Charles Portis (1968) “True Grit”
Joseph Bottum reflects on the distinguishing mark of the modern literary Western, the curiously eloquent speech of its characters: “a much greater revolution happened in 1968 with Charles Portis’s True Grit, probably the most influential Western ever published. True Grit is driven by the language its characters speak, every one of them an amateur rhetorician, fascinated by the words they pronounce with an untutored formality. “If in four months I could not find Tom Chaney, with a mark on his face like banished Cain, I would not advise others how to do so,” as Mattie Ross tells the sheriff Rooster Cogburn."
The unforgettable fictional voice of Mattie Ross in the opening pages of Charles Portis's masterpiece 'True Grit':
"PEOPLE DO not give it credence that a fourteen-year-old girl could leave home and go off in the wintertime to avenge her father’s blood but it did not seem so strange then, although I will say it did not happen every day. I was just fourteen years of age when a coward going by the name of Tom Chaney shot my father down in Fort Smith, Arkansas, and robbed him of his life and his horse and $ 150 in cash money plus two California gold pieces that he carried in his trouser band. ...
If Papa had a failing it was his kindly disposition. People would use him. I did not get my mean streak from him. Frank Ross was the gentlest, most honorable man who ever lived. He had a common-school education. He was a Cumberland Presbyterian and a Mason and he fought with determination at the battle of Elkhorn Tavern...He was hurt in the terrible fight at Chickamauga up in the state of Tennessee and came near to dying on the way home from want of proper care.

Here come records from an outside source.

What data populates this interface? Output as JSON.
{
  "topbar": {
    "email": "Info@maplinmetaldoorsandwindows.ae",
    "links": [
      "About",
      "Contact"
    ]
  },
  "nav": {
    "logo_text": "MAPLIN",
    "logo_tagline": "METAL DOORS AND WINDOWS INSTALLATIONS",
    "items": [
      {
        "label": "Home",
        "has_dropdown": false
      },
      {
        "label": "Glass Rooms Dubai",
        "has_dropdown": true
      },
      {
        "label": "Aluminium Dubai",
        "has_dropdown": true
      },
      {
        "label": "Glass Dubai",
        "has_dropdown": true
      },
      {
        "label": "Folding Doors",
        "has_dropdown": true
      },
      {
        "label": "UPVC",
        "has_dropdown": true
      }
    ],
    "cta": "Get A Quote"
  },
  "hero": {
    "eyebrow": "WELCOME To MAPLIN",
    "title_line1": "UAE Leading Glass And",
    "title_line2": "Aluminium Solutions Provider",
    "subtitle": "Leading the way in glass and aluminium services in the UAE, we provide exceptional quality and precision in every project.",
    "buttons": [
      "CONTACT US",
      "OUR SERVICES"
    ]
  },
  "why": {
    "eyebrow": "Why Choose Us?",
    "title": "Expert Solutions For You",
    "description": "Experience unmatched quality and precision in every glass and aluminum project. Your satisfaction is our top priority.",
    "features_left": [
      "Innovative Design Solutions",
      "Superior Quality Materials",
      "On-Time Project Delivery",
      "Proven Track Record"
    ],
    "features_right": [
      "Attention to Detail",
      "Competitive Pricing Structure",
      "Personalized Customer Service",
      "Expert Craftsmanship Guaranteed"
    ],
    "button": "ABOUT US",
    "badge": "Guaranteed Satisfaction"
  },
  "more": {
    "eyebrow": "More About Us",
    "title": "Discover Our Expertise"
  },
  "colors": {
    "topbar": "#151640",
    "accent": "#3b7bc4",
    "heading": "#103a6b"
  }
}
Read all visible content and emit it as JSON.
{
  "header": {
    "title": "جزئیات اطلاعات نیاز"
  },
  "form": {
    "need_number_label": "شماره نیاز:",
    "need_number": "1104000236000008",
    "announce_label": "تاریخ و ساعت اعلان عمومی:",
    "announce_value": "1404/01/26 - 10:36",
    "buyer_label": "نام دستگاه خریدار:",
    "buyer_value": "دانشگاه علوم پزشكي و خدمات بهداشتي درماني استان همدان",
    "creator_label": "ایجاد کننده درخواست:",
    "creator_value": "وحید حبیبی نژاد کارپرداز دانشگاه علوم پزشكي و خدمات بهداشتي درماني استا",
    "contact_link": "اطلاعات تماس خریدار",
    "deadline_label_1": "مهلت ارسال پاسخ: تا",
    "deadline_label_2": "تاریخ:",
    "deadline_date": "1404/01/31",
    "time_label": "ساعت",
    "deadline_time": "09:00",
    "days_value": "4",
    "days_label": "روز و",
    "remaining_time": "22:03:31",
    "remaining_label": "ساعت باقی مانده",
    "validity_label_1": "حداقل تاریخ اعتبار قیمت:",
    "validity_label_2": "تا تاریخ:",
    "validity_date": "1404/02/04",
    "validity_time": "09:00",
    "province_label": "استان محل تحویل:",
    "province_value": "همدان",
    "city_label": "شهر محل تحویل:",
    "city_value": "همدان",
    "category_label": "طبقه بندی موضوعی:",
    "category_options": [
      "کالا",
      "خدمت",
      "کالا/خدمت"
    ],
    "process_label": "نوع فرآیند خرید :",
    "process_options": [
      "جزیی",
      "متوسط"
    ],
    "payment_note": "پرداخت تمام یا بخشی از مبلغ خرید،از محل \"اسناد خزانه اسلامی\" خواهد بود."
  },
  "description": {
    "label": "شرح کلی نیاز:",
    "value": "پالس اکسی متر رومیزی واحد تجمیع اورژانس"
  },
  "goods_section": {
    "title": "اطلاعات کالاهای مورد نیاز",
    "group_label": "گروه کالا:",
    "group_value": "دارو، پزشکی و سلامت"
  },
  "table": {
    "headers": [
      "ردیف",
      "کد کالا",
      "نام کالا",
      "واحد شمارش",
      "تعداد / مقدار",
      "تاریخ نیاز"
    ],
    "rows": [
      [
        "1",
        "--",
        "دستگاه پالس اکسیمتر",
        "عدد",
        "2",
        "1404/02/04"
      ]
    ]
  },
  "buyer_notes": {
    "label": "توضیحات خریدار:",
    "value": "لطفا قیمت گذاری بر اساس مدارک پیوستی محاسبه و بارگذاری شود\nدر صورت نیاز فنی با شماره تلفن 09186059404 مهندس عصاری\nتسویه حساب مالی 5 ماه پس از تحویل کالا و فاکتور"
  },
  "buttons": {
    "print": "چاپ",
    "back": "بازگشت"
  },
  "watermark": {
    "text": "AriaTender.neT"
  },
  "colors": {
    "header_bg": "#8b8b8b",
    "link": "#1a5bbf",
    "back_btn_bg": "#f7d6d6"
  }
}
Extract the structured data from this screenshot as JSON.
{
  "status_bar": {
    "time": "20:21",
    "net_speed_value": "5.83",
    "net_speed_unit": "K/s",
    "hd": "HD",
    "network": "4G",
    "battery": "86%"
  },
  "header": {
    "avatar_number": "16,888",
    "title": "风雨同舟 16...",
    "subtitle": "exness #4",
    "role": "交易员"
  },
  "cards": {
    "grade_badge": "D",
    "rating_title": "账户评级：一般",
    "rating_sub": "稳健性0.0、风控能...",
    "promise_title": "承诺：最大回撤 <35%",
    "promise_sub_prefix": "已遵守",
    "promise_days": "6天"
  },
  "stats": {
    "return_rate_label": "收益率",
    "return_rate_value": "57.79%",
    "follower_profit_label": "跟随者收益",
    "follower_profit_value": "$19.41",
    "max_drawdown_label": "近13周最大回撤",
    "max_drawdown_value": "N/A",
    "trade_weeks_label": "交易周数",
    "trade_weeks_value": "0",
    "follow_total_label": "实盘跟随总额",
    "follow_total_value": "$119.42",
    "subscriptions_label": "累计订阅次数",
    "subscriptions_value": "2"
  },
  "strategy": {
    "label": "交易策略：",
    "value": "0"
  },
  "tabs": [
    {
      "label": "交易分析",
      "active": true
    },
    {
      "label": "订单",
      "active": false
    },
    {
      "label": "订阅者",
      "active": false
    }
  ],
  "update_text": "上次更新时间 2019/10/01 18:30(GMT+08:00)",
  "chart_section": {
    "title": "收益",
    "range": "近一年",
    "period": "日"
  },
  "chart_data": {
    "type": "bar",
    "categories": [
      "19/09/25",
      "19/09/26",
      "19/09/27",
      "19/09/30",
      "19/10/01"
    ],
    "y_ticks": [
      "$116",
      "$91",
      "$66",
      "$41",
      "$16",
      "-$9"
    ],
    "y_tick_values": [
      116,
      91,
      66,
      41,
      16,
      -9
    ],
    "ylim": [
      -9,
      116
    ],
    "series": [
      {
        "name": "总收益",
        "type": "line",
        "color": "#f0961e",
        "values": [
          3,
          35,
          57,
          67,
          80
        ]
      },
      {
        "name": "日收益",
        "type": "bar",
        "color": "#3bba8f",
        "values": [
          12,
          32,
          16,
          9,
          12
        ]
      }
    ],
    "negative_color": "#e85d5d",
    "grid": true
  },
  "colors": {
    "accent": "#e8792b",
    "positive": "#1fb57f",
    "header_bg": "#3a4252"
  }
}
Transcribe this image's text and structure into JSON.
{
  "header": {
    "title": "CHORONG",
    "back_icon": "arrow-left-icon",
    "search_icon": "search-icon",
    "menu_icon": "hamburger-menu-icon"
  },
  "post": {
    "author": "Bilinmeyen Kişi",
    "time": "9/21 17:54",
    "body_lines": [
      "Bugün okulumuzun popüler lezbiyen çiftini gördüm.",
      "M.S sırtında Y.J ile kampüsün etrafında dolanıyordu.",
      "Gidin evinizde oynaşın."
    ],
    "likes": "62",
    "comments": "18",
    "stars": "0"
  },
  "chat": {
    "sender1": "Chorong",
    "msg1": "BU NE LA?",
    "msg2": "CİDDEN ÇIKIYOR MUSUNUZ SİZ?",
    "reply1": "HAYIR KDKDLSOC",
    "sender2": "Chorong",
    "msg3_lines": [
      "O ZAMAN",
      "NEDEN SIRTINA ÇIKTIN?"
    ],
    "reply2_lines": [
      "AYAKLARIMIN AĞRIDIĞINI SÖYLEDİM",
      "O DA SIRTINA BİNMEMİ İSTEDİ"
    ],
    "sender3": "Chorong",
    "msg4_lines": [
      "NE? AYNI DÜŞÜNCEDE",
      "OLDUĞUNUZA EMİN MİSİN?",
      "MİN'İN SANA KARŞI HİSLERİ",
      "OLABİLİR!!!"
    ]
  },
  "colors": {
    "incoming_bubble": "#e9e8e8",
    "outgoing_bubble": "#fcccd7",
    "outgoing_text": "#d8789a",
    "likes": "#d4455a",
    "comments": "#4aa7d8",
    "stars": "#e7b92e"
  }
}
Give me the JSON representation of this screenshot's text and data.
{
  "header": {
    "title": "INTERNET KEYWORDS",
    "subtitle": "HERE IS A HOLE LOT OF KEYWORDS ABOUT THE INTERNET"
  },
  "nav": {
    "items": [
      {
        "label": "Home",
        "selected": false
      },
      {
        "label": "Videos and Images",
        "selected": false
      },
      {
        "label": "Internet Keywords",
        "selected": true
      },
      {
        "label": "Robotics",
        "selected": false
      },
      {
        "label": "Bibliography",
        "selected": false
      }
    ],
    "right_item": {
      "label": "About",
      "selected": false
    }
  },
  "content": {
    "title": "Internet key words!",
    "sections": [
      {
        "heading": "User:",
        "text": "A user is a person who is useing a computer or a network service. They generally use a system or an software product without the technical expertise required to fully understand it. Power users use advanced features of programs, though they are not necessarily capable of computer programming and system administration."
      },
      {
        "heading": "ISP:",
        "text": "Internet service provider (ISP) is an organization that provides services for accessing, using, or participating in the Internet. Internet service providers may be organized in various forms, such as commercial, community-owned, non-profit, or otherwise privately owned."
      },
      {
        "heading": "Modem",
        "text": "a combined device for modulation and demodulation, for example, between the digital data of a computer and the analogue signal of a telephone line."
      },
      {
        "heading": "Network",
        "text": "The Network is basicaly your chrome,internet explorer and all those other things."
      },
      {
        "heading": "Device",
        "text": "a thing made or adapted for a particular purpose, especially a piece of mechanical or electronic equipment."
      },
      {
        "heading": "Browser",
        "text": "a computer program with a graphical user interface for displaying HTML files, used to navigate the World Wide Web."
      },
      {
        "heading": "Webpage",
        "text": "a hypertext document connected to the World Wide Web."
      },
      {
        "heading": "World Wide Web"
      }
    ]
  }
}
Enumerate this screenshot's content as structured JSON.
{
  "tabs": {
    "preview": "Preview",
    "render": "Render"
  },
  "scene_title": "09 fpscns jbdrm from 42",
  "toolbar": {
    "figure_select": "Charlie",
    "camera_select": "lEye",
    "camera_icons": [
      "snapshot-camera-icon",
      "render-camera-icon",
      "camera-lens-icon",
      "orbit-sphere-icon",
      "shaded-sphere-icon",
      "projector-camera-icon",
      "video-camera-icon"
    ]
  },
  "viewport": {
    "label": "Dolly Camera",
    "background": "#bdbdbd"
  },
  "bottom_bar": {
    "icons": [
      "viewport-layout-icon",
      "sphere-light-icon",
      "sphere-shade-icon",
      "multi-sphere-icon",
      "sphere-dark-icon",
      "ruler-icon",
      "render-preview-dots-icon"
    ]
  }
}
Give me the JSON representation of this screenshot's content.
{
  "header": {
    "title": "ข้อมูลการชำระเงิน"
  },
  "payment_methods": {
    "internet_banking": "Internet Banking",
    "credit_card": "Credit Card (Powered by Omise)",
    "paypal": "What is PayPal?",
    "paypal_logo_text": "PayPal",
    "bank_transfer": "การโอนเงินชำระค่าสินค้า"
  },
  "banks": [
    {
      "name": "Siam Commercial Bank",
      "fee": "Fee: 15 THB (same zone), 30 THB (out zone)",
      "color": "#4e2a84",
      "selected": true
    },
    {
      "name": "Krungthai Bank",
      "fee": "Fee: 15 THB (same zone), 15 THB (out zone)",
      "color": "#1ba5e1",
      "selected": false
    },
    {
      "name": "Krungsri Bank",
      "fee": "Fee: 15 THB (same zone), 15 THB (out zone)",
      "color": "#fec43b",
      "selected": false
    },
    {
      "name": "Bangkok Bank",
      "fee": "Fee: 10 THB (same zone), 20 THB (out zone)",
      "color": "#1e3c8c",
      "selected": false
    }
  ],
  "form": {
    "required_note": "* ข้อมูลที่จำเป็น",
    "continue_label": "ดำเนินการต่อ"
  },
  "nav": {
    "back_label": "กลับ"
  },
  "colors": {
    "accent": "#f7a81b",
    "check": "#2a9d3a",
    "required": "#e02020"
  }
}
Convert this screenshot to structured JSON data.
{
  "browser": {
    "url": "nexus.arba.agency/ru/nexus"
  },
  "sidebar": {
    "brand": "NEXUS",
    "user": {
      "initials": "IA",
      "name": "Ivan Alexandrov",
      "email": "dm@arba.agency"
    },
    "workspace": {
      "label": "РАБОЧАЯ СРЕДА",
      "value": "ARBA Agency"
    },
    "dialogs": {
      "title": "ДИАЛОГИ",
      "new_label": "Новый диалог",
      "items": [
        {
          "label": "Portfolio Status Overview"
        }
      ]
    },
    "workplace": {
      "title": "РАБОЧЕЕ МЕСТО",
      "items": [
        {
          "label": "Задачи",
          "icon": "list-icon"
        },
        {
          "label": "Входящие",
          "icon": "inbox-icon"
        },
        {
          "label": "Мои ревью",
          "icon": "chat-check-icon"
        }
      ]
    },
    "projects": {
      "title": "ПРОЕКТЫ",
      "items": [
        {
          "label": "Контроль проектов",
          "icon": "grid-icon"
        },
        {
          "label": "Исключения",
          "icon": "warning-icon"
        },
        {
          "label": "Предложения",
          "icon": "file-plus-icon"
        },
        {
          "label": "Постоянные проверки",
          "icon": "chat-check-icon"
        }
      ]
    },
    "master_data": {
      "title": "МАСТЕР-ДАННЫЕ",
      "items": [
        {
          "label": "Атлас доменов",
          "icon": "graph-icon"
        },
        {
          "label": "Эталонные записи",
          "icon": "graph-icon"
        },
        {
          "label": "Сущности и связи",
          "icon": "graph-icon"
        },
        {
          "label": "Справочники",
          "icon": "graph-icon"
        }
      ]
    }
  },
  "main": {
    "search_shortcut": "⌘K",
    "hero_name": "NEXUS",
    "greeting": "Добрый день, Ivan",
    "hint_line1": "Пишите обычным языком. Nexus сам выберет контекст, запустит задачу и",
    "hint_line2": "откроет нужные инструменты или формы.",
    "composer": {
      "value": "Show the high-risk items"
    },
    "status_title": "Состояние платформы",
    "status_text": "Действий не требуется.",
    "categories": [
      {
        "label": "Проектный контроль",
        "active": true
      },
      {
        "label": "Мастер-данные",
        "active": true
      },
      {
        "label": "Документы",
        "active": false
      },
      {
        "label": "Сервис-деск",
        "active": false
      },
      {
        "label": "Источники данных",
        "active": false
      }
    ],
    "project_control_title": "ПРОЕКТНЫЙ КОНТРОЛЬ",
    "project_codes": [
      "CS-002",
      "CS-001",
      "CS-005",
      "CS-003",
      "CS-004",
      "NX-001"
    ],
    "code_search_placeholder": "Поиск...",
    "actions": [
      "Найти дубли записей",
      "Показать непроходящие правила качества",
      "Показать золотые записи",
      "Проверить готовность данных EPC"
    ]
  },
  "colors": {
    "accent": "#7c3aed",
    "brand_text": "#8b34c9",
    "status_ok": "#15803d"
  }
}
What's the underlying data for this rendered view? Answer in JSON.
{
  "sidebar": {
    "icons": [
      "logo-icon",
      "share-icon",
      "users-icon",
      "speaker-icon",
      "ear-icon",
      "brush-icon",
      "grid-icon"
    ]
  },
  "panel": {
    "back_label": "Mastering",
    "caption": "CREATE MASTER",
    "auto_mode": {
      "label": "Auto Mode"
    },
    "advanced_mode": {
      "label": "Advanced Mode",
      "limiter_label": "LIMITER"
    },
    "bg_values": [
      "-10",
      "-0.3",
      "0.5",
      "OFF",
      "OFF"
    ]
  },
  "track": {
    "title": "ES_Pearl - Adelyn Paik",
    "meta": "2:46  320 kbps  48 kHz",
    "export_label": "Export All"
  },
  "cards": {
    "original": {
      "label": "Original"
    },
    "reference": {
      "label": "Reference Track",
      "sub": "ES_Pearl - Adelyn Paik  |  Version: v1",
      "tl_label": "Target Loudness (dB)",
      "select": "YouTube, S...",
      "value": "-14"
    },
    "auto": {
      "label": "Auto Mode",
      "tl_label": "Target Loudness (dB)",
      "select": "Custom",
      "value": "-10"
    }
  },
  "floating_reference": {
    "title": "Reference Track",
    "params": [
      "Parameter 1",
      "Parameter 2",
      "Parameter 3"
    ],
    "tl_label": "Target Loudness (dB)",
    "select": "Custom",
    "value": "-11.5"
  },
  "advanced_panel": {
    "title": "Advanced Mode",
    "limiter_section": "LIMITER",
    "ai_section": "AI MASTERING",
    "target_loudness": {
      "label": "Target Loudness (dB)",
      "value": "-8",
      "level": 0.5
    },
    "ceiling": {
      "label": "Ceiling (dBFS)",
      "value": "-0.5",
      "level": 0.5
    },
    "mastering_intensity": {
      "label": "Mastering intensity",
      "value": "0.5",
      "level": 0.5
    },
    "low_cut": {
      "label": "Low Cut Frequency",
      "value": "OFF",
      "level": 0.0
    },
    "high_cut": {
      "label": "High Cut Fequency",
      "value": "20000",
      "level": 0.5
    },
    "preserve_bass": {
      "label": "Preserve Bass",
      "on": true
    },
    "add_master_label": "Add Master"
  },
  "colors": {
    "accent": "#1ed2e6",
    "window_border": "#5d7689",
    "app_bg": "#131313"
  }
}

Before Papa left for Fort Smith he arranged for a colored man named Yarnell Poindexter to feed the stock and look in on Mama and us every day. Yarnell and his family lived just below us on some land he rented from the bank. He was born of free parents in Illinois but a man named Bloodworth kidnapped him in Missouri and brought him down to Arkansas just before the war. Yarnell was a good man, thrifty and industrious, and he later became a prosperous house painter in Memphis, Tennessee. We exchanged letters every Christmas until he passed away in the flu epidemic of 1918. "
Coen Brothers (1987) “Raising Arizona”
The influence of “True Grit” on the Western genre is everywhere. Movie critic Roger Ebert did not like the Coen Brothers’ ‘Raising Arizona,’ complaining about the artificiality of its language: “The movie is narrated by its hero, a man who specializes in robbing convenience stores, but it sounds as if he just graduated from the Rooster Cogburn school of elocution. There are so many "far be it from me's" and "inasmuches" in his language that he could play Ebenezer Scrooge with the same vocabulary - and that's not what you expect from a two-bit thief who lives in an Arizona trailer park.”
Nicholas Cage’s H.I.McDonough says of his wife's infertility, “The doctor explained that her insides were a rocky place where my seed could find no purchase.”
I dunno, but maybe it is that unexpected love of elevated language spoken in the American ‘Scotch-Irish’ southern highland dialect by a two-bit trailer-park thief that makes the movie amusing and memorable?
“Tombstone” (1993)
What’s a Western without the gunfight? Is there any better than Doc Holliday’s duel with Johnny Ringo in ‘Tombstone’?
“Why, Johnny Ringo, you look like somebody just walked over your grave.”
Maybe it was the heavy footfalls of the literary Western?